O texto e a narração estoicos e hiper-racionais, com a ocasional piscadela ao cômico, têm o intuito de imediatamente desarmar o espectador. Esse caráter didático não julga a capacidade do público de entender conceitos simples, mas sim pinta uma clara narrativa e linha temporal a ser seguidas. A linguagem é, na realidade, muito similar em tom à do documentarista norte-americano Michael Moore que, em diversos renomados trabalhos que sucedem o curta em questão, se volta ao lúdico e ao irônico para se conectar com o espectador, ao mesmo passo que lentamente afia sua escolha de palavras para que a mensagem ao final da exibição seja cirúrgica.
Quanto à estética em si, os diversos gráficos feitos de recortes de revista e os inúmeros insertes de filmagens do “real” – que mais remetem a imagens de arquivo – nos transportam para o que seria uma versão cinematográfica do movimento pop art. À primeira vista, vemos as paletas saturadas dos tomates e famílias que facilmente se adequam ao famigerado “sonho americano”, e apenas pensamos na comercialidade dessas imagens. Porém, sob segunda inspeção, notamos como os visuais corroboram com o sarcasmo do texto, ao apresentar uma realidade que é alheia a do brasileiro, mas profundamente difundida entre a mídia anglo-saxônica e seu culto ao artificial.
Mergulhamos tão profundamente no universo de Ilha das Flores, entre conceituações inúteis sobre as composições dos cérebros de humanos e suínos, e romantizações super idealizadas dos diferentes setores trabalhistas, que até esquecemos o título do curta. Temos noção que o filme possui um largo diálogo com a sátira – afinal, não se coloca imagens chocantes do holocausto no meio de um curta vibrante e carismático sem considerar o contraste de tom que é criado – mas somos entretidos e distraídos pelas criativas maneiras com que o roteiro consegue dar voltas sobre si mesmo, adicionando ainda mais elementos no caminho. Eis que, depois de mais da metade da duração do filme, somos finalmente introduzidos à infame Ilha das Flores.
Para o curta, a Ilha das Flores representa um mecanismo de subversão final do arco narrativo construído até então.

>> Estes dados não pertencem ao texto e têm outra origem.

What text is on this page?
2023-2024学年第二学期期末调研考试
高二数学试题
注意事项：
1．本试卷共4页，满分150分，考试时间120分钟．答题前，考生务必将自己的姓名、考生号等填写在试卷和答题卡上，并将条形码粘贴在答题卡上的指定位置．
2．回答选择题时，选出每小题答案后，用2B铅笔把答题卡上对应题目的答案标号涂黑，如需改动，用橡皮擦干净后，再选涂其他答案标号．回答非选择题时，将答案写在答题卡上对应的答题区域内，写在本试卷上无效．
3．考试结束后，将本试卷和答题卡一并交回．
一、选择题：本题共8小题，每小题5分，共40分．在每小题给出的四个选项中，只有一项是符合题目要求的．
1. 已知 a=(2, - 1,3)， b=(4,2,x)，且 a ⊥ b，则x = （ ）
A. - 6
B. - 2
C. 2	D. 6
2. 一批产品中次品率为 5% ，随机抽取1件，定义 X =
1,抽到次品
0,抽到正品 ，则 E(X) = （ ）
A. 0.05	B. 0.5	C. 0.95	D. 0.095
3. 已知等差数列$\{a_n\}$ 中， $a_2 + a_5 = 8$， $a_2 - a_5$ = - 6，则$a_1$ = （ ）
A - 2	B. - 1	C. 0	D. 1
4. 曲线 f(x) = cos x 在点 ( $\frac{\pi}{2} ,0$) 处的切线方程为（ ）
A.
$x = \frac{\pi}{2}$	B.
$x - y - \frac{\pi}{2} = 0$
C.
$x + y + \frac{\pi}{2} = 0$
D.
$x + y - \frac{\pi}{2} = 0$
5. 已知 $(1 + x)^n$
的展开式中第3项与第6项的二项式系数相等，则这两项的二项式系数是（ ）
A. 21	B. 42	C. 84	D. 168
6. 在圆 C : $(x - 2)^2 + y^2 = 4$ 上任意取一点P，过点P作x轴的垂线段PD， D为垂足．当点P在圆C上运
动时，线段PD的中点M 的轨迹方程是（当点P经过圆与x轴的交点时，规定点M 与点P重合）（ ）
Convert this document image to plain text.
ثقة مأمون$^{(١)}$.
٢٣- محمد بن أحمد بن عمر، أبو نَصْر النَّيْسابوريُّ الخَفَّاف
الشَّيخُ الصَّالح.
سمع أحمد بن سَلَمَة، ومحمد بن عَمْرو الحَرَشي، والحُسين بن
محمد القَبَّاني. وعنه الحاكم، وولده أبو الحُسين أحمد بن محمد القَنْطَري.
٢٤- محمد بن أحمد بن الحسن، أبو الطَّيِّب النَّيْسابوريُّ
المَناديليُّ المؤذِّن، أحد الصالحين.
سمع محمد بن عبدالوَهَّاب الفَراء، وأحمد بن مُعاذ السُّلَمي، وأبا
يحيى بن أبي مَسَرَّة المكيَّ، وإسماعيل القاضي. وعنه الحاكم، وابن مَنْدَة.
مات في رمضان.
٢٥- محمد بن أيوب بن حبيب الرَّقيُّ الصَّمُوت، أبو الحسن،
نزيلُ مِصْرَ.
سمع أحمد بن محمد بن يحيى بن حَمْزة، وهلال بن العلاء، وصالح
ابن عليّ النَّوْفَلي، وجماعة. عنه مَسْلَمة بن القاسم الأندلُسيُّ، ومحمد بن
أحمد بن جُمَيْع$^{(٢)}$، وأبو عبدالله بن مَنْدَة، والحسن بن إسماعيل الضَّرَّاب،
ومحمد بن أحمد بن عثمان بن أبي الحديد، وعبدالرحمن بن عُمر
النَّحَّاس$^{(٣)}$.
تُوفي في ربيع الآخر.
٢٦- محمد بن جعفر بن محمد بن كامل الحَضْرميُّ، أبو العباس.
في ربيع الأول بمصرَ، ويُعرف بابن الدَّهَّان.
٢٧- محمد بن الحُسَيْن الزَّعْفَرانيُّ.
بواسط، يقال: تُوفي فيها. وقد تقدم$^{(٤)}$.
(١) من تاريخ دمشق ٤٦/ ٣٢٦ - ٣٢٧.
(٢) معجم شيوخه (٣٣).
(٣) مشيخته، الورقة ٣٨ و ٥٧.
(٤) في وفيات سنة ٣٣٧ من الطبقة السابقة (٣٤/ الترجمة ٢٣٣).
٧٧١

Ao mesmo tempo que confirma as impressões do espectador, de que um propósito maior estava lentamente sendo tecido por detrás do humor levemente ácido; o clímax do filme também revela que a realidade desse local quebra as regras já estabelecidas no universo em que fomos imersos. Subitamente, nos é revelado que crianças e mulheres da Ilha das Flores, que são tão humanas quanto qualquer um, são tratadas aqui como inferiores aos porcos. Entende-se imediatamente que essa população representa uma mazela da sociedade, e que os conceitos previamente definidos sobre as condições humanas e suas interações entre si são nulas ou irrelevantes quando vistas sob uma lente capitalista.
Pode-se argumentar que essa crítica social não é bem desenvolvida e fundamentada ao ser brevemente introduzida ao final de um produto já tão enxuto, quase que suavizando uma temática de grande importância para a contemporaneidade, com o tom irônico da narração. Ilha das Flores, porém, apresenta um trabalho conciso. Todos os elementos apresentados anteriormente (as pessoas, o trabalho, a economia, os animais) retornam para um ciclo final, que agora, em uma realidade menos idealizada, se mostra mais como uma espiral do que um círculo.
Furtado não tem o intuito de negligenciar uma mensagem sombria ao montar imagéticas reconfortantes, que puxam das estratégias de cativação publicitária. O que ele faz é potencializar sua própria voz ao remover o público do aconchego da linha de fluxo conhecida, quebrando a magia do imaginário para que a dureza da realidade possa realmente ser assimilada e confrontada. É um exemplo do poder da sátira e de como o humor e a estilização da estética podem contribuir para a construção de uma obra que outrora poderia ser maçante e desgastante para o espectador, caso estivesse nas mãos de um realizador que fosse apenas focado na clareza imediata do tópico abordado.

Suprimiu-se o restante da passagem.